Polen: Primas ruft zum Dialog mit Israel auf

Der katholische Primas, Erzbischof Wojciech Polak, hat in der polnisch-israelischen Krise um ein „Holocaust-Gesetz“ zu Besonnenheit aufgerufen.

„Ich denke, es ist große Sensibilität für unsere Koexistenz nötig“, sagte der Erzbischof von Gnesen der polnischen Nachrichtenagentur KAI. Der Dialog dürfe nicht „gedankenlos unterbrochen“ werden. Die Krise zeigt nach Einschätzung Polaks, wie stark auf beiden Seiten die Überzeugungen seien, die gegenseitiges Verständnis verhinderten.
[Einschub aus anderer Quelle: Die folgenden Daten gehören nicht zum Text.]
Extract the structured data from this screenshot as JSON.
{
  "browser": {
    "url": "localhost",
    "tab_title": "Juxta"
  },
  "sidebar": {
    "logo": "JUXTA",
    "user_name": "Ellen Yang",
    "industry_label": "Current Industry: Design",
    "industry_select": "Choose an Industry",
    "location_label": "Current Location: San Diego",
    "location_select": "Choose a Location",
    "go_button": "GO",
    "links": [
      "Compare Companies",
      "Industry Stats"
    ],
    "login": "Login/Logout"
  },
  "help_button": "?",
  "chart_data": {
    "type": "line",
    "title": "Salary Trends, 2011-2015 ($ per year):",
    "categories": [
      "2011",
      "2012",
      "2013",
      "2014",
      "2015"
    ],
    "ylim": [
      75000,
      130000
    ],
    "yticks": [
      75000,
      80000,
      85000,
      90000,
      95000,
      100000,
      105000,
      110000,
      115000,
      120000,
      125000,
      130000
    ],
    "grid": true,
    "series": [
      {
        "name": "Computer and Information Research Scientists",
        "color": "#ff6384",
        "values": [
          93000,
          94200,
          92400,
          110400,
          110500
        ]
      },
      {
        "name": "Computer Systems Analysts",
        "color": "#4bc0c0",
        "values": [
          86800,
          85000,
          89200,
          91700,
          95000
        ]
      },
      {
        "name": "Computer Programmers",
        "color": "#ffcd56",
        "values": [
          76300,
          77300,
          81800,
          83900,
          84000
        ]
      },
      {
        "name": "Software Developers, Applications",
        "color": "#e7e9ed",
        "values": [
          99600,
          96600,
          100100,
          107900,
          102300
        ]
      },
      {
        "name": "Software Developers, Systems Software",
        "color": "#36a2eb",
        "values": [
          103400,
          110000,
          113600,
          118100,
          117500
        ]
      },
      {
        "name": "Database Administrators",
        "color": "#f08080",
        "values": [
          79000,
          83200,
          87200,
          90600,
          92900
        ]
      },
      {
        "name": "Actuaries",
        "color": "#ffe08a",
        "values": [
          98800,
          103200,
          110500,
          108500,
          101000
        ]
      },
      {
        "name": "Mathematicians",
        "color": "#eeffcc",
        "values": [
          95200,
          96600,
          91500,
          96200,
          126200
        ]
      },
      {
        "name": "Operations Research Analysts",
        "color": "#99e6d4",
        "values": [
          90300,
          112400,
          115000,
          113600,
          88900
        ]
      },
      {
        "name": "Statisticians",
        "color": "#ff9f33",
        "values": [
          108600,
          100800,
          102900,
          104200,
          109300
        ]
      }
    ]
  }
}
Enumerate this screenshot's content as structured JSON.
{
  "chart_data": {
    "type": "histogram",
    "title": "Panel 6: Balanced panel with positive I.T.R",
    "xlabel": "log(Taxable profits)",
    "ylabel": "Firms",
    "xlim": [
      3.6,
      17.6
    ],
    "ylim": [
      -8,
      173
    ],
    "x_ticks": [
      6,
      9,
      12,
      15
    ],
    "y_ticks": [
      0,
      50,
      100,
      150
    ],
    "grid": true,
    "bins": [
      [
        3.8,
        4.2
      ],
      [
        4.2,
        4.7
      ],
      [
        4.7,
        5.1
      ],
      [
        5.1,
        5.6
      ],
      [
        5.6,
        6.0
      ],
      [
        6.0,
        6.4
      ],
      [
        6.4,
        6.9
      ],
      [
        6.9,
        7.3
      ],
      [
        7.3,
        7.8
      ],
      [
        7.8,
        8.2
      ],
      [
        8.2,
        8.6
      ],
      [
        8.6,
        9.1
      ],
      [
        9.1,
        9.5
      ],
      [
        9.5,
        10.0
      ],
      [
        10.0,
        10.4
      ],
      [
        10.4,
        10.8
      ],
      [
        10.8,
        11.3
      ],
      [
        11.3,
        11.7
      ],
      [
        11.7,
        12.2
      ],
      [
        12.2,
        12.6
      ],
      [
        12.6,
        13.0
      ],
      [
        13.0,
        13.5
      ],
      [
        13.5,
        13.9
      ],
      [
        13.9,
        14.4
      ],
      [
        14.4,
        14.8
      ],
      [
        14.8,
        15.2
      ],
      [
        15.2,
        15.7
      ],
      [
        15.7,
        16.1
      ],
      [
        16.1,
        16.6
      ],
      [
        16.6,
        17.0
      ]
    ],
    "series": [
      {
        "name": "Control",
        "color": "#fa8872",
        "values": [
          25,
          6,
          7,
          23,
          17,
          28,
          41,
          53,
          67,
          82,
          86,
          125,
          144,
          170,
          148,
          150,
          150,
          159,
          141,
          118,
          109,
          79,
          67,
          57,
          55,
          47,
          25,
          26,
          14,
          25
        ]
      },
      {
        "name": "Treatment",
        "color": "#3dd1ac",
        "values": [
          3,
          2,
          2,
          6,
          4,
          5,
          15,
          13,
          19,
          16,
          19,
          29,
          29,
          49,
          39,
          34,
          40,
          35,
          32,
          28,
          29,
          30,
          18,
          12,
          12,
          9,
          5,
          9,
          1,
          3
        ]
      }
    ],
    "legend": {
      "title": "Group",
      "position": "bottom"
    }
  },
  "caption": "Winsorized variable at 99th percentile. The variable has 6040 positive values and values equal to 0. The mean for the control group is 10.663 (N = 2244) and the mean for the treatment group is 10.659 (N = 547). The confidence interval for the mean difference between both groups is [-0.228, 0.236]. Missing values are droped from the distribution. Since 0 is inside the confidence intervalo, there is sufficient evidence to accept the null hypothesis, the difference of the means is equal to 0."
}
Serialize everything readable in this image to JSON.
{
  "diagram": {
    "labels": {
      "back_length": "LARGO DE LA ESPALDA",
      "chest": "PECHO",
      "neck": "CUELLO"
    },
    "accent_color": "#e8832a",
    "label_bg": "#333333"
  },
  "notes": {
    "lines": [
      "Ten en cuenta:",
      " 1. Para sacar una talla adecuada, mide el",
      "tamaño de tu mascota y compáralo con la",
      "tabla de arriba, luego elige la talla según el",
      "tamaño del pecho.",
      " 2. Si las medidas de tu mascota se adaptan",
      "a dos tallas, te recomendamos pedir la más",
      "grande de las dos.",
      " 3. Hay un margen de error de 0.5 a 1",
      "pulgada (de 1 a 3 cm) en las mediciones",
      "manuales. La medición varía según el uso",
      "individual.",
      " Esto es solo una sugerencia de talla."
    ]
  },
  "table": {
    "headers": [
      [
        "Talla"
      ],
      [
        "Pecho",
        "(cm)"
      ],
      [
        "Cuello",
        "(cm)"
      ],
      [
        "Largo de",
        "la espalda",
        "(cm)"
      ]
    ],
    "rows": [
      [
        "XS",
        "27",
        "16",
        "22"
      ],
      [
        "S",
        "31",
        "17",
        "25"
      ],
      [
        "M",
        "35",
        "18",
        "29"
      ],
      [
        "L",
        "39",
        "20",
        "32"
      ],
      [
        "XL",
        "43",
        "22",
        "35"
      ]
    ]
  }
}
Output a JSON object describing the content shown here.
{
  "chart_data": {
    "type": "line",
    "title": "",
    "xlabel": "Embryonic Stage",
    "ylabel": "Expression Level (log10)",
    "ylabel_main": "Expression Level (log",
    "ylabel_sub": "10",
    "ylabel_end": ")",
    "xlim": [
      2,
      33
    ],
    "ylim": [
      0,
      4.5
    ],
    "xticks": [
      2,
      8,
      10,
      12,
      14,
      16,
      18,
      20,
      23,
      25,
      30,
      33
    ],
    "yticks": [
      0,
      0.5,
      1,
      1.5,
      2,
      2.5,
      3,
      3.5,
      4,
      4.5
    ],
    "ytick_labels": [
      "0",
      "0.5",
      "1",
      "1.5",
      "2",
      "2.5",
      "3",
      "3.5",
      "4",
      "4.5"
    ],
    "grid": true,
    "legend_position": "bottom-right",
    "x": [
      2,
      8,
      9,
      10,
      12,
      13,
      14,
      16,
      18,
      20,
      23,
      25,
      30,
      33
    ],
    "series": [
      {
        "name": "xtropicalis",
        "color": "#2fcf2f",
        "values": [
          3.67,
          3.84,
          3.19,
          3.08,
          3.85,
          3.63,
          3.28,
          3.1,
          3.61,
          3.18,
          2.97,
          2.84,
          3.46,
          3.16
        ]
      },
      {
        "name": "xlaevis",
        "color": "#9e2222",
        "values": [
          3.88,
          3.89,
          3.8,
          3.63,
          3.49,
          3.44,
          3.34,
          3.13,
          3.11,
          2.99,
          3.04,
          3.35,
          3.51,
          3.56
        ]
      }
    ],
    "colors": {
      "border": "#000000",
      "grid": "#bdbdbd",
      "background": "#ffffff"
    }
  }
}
Als Christ habe er aber immer die Hoffnung, dass eine solche Situation zu einer Vertiefung und zu etwas Neuem beitragen könne, wenn man sich gegenseitig zuhöre und gemeinsam nach Lösungen suche. „Als Gläubige, Juden und Christen, ist es unsere Aufgabe, für Versöhnung und Dialog zwischen uns zu beten“, so der Primas.

Die Regierungen Polens und Israels streiten über ein vom Parlament in Warschau verabschiedetes Gesetz. Es sieht neben Geldstrafen auch bis zu drei Jahre Haft vor, wenn jemand unter anderem „öffentlich und entgegen den Fakten“ dem polnischen Volk oder Staat die Verantwortung oder Mitverantwortung für von Nazi-Deutschland begangene Verbrechen zuschreibt. Kritiker befürchten, die neue Vorschrift werde Holocaust-Überlebende und Forscher hindern, an die Beteiligung von Polen am deutschen Völkermord an den Juden zu erinnern.